Ce virage est déjà amorcé depuis quelques années dans l'enseignement agricole, par exemple.

"Quel est le métier dans lequel il n’y a pas du tout de numérique ? En agriculture, il y en a partout"

"Quel est le métier dans lequel il n'y a pas du tout de numérique ? Il y en a certainement très peu. En agriculture, il y a du numérique partout", a estimé Mireille Riou-Canals, directrice de la Direction Générale de l’Enseignement et de la Recherche au ministère de l’Agriculture. En novembre 2016, une nouvelle chaire "AgroTIC" est née dans l'objectif de favoriser la diffusion des technologies numériques pour l’agriculture.
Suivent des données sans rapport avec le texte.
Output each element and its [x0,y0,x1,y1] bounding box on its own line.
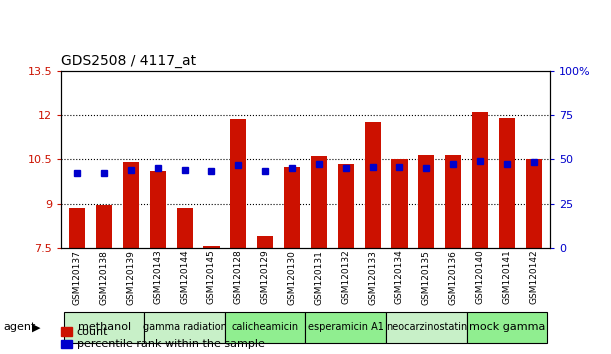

Synthétiser l'intelligence collective

Après les chèques de transformation numérique et des projets comme celui de France Mobile, plateforme de traitement des problèmes de couverture mobile, le numérique a encore un brin de chemin à faire pour intégrer les territoires isolés. Parce qu'il est vecteur d'inclusion civique lorsqu'il met en relation des professionnels ou encore parce qu'il lutte contre l'invisibilisation de villages, dont seuls 23% ont encore une boulangerie, le développement technologique des territoires isolés est leur prochaine grande métamorphose.

L'occasion peut-être de renforcer des dispositifs déjà existants comme les "Maisons de service au public" ou encore le Réseau de la médiation numérique, et surtout, d'entamer rapidement un changement des mentalités.